Durante más de dos décadas, la firma ha desarrollado modelos capaces de analizar tanto datos cuantitativos como información no estructurada, como textos o noticias. Este enfoque permite generar, por ejemplo, una visión diaria y sistemática sobre decenas de miles de compañías a nivel global, algo difícilmente replicable mediante análisis exclusivamente humano.
Sin embargo, Heldmann insistió en que la tecnología por sí sola no es suficiente. “Los mercados son muy complejos y cambian muy rápidamente; necesitas la parte humana para usar la tecnología de la forma más optimizada”, explicó. En esta línea, defendió un modelo híbrido: “El humano da la dirección y la visión amplia, y el ordenador se encarga de los detalles con una consistencia mucho mayor”. Esta colaboración resulta clave para el diagnóstico del mercado, la elaboración de previsiones y la revisión de carteras.
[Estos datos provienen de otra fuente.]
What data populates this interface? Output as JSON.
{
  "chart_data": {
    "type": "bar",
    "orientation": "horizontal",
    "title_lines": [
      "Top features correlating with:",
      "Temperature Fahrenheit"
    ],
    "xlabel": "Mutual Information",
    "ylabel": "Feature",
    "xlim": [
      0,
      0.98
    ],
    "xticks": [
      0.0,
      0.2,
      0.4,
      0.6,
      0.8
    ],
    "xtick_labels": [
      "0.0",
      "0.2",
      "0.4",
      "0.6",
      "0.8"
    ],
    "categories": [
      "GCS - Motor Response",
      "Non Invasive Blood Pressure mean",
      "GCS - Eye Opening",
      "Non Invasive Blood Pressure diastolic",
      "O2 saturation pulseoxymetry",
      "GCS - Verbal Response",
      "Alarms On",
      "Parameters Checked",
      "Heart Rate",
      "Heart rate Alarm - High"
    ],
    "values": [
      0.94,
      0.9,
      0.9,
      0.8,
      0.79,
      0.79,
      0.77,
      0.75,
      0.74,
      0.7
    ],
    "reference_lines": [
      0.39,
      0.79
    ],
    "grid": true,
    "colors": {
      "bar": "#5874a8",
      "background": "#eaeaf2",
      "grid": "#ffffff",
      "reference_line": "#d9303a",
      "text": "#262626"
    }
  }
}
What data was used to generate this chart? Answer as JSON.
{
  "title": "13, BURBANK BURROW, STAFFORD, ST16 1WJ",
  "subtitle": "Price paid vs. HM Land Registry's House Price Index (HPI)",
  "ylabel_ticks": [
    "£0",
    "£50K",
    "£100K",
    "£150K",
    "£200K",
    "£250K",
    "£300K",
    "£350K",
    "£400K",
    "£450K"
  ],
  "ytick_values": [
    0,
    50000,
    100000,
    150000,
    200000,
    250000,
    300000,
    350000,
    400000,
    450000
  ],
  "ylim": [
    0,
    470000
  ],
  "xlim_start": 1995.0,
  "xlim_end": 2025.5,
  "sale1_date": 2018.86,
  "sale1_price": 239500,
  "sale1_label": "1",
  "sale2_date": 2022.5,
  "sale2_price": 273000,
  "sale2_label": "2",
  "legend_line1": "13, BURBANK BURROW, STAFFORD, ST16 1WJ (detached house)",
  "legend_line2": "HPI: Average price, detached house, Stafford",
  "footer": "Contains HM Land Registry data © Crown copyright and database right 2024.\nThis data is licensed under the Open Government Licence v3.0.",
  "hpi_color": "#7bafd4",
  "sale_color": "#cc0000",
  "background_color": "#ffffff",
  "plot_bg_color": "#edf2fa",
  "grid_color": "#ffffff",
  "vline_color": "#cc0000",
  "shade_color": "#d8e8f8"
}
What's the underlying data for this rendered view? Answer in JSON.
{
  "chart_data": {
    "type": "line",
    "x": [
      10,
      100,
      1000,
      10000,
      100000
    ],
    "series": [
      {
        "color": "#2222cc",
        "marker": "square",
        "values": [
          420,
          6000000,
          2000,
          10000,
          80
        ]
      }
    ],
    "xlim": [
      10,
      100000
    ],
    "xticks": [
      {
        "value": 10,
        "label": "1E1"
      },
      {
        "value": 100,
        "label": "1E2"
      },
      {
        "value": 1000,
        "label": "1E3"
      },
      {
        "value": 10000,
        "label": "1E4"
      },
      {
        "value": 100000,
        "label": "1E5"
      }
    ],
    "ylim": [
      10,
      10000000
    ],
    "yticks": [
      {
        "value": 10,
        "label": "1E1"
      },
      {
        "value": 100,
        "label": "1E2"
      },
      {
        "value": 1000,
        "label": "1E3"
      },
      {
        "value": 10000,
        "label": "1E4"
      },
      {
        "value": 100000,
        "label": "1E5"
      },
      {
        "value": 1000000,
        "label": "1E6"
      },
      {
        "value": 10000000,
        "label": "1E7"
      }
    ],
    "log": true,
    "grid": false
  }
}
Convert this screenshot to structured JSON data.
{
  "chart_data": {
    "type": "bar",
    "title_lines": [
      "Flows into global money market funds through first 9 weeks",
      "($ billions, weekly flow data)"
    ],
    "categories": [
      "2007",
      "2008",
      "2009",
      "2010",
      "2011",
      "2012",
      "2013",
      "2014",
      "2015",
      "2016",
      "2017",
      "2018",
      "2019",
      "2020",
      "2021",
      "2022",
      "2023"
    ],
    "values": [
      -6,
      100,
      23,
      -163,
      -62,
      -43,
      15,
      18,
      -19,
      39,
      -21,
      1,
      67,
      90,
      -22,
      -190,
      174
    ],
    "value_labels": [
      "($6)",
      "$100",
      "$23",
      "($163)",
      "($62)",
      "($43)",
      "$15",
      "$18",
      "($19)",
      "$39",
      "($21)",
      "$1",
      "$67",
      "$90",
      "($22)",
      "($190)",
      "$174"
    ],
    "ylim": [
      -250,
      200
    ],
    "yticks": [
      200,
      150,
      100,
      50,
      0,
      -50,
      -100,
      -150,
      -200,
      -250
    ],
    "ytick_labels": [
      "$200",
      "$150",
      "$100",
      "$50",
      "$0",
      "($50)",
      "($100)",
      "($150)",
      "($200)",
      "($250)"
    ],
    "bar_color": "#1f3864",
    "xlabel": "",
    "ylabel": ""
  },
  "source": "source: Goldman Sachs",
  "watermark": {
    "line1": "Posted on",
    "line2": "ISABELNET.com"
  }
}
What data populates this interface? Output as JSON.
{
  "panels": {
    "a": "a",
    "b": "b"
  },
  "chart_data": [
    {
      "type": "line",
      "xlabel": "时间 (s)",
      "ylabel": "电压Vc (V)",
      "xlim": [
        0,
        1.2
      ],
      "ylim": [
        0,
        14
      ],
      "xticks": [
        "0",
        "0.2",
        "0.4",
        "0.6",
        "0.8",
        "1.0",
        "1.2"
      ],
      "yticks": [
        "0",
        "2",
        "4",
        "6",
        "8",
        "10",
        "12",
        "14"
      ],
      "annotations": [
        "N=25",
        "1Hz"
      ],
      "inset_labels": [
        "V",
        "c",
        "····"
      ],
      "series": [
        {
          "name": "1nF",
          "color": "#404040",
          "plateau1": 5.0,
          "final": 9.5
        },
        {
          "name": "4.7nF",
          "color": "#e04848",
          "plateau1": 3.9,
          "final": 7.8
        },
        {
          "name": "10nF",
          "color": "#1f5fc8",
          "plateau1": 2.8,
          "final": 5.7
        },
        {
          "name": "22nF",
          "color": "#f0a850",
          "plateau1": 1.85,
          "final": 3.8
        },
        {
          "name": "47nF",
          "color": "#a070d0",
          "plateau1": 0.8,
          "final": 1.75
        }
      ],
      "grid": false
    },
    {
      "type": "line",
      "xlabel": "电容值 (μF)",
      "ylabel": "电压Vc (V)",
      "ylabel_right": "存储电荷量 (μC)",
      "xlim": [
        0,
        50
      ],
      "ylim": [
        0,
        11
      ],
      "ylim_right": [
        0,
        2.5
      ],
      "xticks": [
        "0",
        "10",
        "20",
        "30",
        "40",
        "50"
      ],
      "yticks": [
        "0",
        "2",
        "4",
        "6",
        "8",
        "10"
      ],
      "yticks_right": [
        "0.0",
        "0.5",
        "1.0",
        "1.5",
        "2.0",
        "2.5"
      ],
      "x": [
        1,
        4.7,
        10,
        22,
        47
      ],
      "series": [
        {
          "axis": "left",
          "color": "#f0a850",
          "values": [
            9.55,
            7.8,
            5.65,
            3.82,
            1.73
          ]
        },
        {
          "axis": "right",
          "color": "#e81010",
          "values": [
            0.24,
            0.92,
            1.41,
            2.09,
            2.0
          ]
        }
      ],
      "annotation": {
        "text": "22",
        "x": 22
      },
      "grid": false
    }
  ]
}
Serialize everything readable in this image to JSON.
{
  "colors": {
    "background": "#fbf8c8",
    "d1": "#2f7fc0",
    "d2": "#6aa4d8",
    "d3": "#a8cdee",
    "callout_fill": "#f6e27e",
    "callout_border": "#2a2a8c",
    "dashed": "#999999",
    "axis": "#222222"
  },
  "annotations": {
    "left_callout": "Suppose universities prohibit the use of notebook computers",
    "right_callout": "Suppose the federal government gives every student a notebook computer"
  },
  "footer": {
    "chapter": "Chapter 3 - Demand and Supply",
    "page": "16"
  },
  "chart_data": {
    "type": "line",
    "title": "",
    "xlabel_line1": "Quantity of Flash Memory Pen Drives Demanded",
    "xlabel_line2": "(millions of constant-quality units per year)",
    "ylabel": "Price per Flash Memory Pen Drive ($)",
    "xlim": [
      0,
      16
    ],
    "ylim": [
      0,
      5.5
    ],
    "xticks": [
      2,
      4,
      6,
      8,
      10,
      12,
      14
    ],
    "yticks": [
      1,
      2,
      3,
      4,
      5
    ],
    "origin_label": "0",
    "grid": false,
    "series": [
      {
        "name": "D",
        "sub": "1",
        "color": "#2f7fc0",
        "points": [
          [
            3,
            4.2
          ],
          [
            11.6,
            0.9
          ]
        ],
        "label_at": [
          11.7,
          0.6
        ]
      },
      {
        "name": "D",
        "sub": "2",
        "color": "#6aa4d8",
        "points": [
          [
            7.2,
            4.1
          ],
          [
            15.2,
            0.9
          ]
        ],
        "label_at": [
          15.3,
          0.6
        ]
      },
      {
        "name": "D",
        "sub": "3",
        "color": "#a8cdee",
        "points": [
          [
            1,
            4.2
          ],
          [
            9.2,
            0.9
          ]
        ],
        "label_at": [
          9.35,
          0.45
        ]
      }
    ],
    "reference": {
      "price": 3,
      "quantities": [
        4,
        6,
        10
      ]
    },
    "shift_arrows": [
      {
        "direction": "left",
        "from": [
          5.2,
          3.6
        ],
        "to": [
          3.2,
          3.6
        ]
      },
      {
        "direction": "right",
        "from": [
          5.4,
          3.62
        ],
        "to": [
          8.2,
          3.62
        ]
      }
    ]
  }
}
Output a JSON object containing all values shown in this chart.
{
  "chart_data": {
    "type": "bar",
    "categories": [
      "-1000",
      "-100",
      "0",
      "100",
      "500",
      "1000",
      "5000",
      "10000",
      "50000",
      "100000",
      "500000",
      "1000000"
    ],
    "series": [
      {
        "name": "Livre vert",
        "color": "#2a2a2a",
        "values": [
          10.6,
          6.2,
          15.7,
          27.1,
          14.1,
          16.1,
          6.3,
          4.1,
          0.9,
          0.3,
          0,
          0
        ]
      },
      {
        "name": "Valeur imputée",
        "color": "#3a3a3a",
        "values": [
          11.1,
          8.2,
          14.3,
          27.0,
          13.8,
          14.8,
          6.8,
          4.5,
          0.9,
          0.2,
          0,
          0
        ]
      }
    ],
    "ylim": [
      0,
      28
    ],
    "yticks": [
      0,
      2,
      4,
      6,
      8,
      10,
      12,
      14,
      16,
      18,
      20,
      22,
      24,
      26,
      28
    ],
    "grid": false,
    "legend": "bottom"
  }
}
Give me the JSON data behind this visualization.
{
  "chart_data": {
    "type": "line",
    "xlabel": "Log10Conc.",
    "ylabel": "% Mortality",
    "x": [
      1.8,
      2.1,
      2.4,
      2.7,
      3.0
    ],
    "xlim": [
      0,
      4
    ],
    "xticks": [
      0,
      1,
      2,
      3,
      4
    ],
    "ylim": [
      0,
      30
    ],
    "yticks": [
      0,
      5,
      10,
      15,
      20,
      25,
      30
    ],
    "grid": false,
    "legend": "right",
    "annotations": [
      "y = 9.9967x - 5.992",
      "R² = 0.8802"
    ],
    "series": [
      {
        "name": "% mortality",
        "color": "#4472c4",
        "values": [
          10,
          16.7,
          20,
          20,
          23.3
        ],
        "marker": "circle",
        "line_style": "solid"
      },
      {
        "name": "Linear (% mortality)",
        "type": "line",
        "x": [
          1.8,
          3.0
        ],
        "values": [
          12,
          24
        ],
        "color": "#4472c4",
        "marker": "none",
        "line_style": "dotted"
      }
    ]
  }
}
Además, subrayó que el uso de IA en previsiones tiene limitaciones inherentes. A diferencia de otros ámbitos, en los mercados financieros no es posible generar datos artificiales fiables: el aprendizaje depende de observar resultados reales a lo largo del tiempo. Por ello, considera que la IA es especialmente útil para analizar información existente, pero más limitada para anticipar eventos futuros.
El impacto de la IA también se extiende al mercado laboral. Heldmann destacó que, en Estados Unidos, se está observando una presión creciente sobre los perfiles junior, especialmente en el sector tecnológico, donde muchas tareas de entrada pueden ser automatizadas. En contraste, los profesionales con mayor experiencia se benefician de un aumento de la productividad gracias al uso de estas herramientas.
Este desequilibrio plantea un reto para las organizaciones: cómo mejorar la eficiencia sin comprometer el desarrollo del talento futuro. “Tenemos que pensar también en el talento que necesitamos crear para los próximos años, y eso no es fácil”, advirtió. A largo plazo, no obstante, confía en que el patrón histórico se repita: la tecnología destruye empleos en una primera fase, pero acaba generando nuevas oportunidades.
Gestión del riesgo en un entorno incierto
Finalmente, Heldmann aportó claves durante su intervención sobre cómo posicionar las carteras en un entorno caracterizado por la volatilidad y la incertidumbre geopolítica. Su enfoque se basa en distinguir entre lo que puede preverse y lo que no, y actuar en consecuencia.
En su opinión, muchos inversores cometen el error de centrarse exclusivamente en escenarios direccionales, sin gestionar adecuadamente los riesgos imprevistos. Frente a ello, aboga por un enfoque sistemático que identifique y controle explícitamente estos factores. Por ejemplo, variables como el precio del petróleo —difíciles de prever— deben ser incorporadas de forma consciente en la construcción de cartera, mientras que otros elementos, como la evolución de la inflación, sí pueden modelizarse con mayor fiabilidad.
Actualmente, su visión es moderadamente constructiva. Aunque reconoce la incertidumbre existente —incluyendo posibles tensiones en política monetaria o presiones inflacionistas—, considera que los datos no apuntan a un escenario negativo extremo. En este contexto, defiende carteras capaces de resistir distintos escenarios, priorizando la gestión del riesgo sobre las apuestas direccionales.
“Lo importante es construir carteras que puedan sobrevivir a los escenarios más probables”, resumió. A partir de ahí, la clave está en capturar el alfa en los momentos favorables. Este enfoque, apoyado en herramientas sistemáticas y en la combinación de inteligencia humana y artificial, es el que, en su opinión, permite navegar con éxito entornos complejos y cambiantes.